東から三坂峠へ向かう大山道
真庭市久世は出雲街道と大山道が交差し、岡山県内最大の牛市が開かれた町として知られており、現在も博労宿をルーツとする旅館が何軒も残っているなど、その名残が残されています。しかし、東から出雲街道で来て大山まで行くとしたら、久世を経由するのは少し遠回りとなるため、久世をバイパスしてその東を北上していくルートも利用されており、小谷善守氏の「昭和40年代にたどった大山道」でもその道筋が語られています。
目木から北上
真庭市久世エリアの東の中心と言える目木。ここは出雲街道の表街道と脇街道が分かれていた場所であるとともに、北には現在の県道327号に該当する道筋が分岐し、それが大山道として利用されてきました。ここから目木川に沿って北上していきます。
目木川が東の余野地区や鏡野町方面へ向きを変える地点では、北に余川が分かれ、大山道は余川に沿って北上します。
樫西地区の行当は県道65号と県道82号の分岐点となり、県道65号に入って引き続き余川の谷を上っていきます。ここには道標があり、『右 久世 左 目木』とそれぞれの県道の行先を指しています。出雲街道を離れてから県道327号、県道82号、県道65号と辿ってくるうち、典型的な過疎地の雰囲気となってきますが、短い間隔で狭い平地があり、集落があります。何本も通る県道がネットワークになっているのが中国山地らしいところで、古道はそれ以上のネットワークでした。
山生から三坂峠へ
余川の谷を上っていくと、さらにその支流の山生川が分かれるところで、今度は山生川の谷に入ります。この辺りは紙幣の材料となるミツマタの生産が盛んな場所で、県道65号から集落への道が分岐する場所には「樫西和紙工房」があります。
分岐点から2km弱のところに山生の集落があり、集落を抜けると足尾滝があります。水量が少ないことも多いですが、落差も大きい立派な滝です。
自動車が通る道路は足尾滝の少し先までで、そこからは古道の険しい山道となります。七曲りと呼ばれる曲がりくねった道で三坂峠に向けて一気に標高を上げていきます。
現在、この道は足尾滝と三坂山を結ぶトレッキングコースとなっていて、夏でも草木に埋もれてしまうことはありません。部分的には人工的に石を積んで道を改良した跡が見られ、かつて人と牛馬の往来が盛んな道であったことを感じさせます。

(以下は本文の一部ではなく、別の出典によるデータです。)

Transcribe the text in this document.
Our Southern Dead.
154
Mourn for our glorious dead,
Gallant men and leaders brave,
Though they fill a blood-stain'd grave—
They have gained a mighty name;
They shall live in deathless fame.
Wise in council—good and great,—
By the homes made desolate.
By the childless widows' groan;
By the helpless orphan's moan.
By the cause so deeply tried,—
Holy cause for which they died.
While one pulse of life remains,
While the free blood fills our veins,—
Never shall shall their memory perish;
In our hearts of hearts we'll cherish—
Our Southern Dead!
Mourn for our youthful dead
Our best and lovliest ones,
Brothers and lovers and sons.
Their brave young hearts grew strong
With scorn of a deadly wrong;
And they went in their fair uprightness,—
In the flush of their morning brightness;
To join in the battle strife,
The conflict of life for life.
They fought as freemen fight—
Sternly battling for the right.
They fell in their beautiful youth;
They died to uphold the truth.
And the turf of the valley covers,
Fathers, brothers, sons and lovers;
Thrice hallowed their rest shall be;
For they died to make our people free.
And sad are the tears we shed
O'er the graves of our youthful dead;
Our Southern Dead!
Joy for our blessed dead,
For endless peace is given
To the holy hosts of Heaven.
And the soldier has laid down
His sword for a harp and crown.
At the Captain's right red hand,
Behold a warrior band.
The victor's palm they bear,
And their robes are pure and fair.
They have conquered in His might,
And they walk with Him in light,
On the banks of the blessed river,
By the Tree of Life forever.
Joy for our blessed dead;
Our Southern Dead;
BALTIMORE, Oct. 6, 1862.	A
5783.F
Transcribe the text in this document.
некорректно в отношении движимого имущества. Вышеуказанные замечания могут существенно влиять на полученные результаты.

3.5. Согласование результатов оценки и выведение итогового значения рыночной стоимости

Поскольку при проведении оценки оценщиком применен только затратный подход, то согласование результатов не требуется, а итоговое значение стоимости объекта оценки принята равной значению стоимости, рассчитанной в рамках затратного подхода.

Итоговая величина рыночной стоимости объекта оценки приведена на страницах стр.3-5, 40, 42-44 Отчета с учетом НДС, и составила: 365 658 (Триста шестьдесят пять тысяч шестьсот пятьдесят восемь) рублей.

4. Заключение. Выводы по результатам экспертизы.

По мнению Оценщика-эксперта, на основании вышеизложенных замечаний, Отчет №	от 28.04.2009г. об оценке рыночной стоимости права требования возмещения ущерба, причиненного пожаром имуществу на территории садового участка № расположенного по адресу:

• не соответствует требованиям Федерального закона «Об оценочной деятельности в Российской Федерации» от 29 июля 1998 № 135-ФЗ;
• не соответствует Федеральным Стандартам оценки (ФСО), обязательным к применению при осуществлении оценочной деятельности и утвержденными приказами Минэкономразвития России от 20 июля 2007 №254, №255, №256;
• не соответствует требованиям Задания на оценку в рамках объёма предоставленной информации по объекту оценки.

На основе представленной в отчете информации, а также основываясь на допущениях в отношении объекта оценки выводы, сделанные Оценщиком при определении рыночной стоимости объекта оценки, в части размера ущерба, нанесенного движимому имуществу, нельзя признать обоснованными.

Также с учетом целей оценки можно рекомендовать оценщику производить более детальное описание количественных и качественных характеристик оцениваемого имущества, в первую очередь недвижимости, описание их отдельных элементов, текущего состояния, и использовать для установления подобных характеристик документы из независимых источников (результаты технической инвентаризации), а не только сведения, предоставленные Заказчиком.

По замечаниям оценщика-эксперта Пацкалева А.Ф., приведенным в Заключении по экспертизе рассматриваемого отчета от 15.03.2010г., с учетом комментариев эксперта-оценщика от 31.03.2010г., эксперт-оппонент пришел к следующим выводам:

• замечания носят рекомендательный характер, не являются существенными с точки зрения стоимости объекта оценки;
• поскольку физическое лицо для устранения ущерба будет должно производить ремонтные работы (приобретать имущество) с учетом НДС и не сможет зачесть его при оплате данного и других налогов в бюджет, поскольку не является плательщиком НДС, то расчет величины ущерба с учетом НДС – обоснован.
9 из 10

三坂峠では道祖神がある峠の少し北で久世からの大山道と合流し、釘貫の集落へ向けて下っていきます。合流点から少し下ったところで振り向けば、『右 久世 左 三しやう』と刻まれた道標があり、山生経由の道筋も重要な大山道であったことを物語っています。
大山へ急ぐ道
今回ご紹介した目木~山生~三坂峠の大山道を久世~三坂~三坂峠の大山道と比べてみると、真庭市旧久世町域だけの違いに収まっており、現代人の感覚ではさほどの差を感じないでしょう。しかし、東からの旅人にとっては、目木から久世までの距離が確実に短縮できるだけでなく、山生の集落までは上り坂なりに穏やかな道のりで久世から三坂経由のルートに比べて険しい山道が歩く距離が短いため、三坂峠越えの所要時間がかなり短くできたのではないかと思われます。
そして地図を見ると、このルートは米子自動車道のルートとほぼ一致していることに気づきます。実際、目木川沿いで3回、余川沿いで2回、山生川沿いで1回と6回も米子自動車道と交差し、三坂峠を越えた先の釘貫小川でまたその姿を見ることになります。時代は変われども発想は同じ、距離を優先したこのルートは大山へ山陰へと急ぐための道と言えます。